Hidupnya adalah perjalanan panjang yang tak punya halte perhentian. Ia ditangkap, dibuang, diburu. Tapi Tan Malaka tak pernah lelah. Tubuhnya rapuh, tapi pikirannya selalu tajam seperti mata pisau yang baru diasah. Ia menulis buku yang dijadikan bahan bakar pergerakan, walau kadang ia sendiri hidup seperti bayangan di lorong gelap perpustakaan.

Ia tak pernah punya rumah. Bahkan untuk mati pun, ia harus mencarinya di hutan, di tempat peluru bicara lebih dulu daripada manusia.

Tan Malaka wafat di antara bisik-bisik pohon dan senjata yang tak sempat mendengar penjelasan. Tapi ia tidak mati. Ia tetap hidup, menumpang di setiap kata yang ditulis dengan hati. Namanya mungkin dihapus dari buku sekolah, tapi namanya tetap tertulis di udara yang dihirup oleh para pemimpi.

Bangsa ini mungkin tak pernah benar-benar merayakannya. Tapi bangsa ini tumbuh dari tanah yang ia pupuk dengan pikiran dan keberanian.

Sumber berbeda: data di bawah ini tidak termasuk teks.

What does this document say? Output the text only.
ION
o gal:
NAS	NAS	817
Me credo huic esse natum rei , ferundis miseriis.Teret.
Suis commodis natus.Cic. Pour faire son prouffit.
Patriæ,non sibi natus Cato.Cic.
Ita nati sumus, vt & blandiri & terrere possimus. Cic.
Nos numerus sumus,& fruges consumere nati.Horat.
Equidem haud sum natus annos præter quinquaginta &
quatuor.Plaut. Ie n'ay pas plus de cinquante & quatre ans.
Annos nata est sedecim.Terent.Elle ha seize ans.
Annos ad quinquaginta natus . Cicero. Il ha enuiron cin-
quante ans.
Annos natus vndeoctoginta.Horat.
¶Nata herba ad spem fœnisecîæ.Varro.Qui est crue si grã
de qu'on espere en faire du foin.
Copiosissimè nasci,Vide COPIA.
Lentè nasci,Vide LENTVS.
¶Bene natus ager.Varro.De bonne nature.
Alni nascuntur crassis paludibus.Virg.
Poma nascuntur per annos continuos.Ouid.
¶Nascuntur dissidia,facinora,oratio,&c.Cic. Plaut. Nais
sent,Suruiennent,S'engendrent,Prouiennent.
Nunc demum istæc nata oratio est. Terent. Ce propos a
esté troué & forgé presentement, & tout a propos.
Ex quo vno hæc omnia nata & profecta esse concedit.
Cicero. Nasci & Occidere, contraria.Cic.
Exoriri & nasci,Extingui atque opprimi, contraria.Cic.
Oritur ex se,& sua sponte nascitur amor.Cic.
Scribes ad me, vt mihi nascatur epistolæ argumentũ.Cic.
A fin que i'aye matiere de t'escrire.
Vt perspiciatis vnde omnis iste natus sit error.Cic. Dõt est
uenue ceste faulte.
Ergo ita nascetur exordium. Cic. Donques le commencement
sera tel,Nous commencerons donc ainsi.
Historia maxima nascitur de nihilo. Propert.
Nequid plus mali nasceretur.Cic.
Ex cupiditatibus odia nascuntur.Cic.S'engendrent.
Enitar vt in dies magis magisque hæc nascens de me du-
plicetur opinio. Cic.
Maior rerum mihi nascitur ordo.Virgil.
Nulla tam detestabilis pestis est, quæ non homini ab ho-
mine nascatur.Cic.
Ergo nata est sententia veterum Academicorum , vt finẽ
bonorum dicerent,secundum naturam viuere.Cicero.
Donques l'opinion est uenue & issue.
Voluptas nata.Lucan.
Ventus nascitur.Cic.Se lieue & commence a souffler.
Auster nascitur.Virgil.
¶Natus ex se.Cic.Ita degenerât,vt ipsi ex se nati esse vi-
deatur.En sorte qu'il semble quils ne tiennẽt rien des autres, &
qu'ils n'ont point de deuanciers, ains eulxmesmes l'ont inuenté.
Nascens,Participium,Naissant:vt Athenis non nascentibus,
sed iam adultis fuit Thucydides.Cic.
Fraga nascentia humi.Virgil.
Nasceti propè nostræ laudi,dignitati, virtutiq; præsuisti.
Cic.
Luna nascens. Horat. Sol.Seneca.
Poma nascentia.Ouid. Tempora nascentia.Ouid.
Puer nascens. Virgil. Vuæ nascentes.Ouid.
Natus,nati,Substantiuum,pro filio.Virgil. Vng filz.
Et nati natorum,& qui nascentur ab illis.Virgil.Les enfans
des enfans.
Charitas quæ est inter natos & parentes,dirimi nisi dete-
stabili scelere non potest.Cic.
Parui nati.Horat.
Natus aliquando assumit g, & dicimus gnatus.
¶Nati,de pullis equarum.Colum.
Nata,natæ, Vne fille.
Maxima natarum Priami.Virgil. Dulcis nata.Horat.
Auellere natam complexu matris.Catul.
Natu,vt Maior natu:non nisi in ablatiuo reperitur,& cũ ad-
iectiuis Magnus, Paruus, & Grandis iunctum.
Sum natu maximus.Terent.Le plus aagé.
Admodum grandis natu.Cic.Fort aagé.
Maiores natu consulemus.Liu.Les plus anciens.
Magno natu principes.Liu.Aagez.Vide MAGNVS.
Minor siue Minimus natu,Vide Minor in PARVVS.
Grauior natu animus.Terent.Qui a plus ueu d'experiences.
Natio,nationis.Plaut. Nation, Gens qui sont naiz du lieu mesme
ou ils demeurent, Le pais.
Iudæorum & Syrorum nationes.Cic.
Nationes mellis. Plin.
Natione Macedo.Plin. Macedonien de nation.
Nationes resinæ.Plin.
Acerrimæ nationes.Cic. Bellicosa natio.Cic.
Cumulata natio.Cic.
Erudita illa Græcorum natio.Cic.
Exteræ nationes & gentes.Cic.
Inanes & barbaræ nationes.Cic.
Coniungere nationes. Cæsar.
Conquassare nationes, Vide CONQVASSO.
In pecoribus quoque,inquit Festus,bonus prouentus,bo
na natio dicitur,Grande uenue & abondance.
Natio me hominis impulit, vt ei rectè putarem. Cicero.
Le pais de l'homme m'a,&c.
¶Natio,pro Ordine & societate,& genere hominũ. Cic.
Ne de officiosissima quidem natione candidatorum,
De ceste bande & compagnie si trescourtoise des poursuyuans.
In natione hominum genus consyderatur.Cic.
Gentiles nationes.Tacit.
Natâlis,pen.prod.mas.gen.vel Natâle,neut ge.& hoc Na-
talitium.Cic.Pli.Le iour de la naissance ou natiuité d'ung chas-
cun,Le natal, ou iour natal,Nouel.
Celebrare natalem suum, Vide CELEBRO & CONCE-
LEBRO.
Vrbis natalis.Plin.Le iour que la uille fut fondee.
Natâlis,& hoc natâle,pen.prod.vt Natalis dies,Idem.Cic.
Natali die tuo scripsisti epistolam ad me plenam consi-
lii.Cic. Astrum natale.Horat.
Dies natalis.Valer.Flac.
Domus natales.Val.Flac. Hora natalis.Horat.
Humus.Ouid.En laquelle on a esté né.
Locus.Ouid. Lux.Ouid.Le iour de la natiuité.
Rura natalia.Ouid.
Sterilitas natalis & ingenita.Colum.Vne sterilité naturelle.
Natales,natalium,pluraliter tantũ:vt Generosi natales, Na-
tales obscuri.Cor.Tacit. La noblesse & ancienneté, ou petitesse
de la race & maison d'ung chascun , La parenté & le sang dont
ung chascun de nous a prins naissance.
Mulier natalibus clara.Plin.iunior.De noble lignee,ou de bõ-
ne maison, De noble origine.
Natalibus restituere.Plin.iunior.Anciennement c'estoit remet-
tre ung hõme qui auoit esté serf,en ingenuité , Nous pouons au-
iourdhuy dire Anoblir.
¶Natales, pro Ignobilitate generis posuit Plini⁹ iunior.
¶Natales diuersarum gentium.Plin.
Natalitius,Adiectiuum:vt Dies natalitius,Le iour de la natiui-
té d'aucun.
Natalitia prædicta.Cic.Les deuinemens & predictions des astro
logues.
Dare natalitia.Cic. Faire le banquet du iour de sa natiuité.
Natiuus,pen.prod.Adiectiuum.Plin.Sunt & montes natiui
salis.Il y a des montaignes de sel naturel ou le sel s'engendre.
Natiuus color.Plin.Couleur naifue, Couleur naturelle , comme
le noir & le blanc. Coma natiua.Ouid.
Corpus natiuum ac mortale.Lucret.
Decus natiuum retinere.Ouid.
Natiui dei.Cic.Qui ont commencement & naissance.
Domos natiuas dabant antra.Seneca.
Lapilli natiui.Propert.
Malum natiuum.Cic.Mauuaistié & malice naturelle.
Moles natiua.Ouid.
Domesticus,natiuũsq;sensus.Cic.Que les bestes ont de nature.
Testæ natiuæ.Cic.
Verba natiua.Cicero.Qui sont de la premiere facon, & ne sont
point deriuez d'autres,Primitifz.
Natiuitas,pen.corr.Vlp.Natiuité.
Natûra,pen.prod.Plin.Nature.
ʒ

Tan Malaka adalah seorang lelaki yang terlalu jujur untuk politik, terlalu murni untuk kekuasaan, dan terlalu keras kepala untuk menyerah. Ia tahu bahwa sejarah tidak selalu adil. Tapi ia juga tahu bahwa waktu tidak bisa memadamkan cahaya yang lahir dari ketulusan.

Dan hari ini, jika kau berjalan ke ujung desa, dan duduk diam di bawah pohon tua, mungkin kau akan mendengar langkah-langkahnya. Bukan karena ia datang kembali. Tapi karena ia memang tak pernah benar-benar pergi.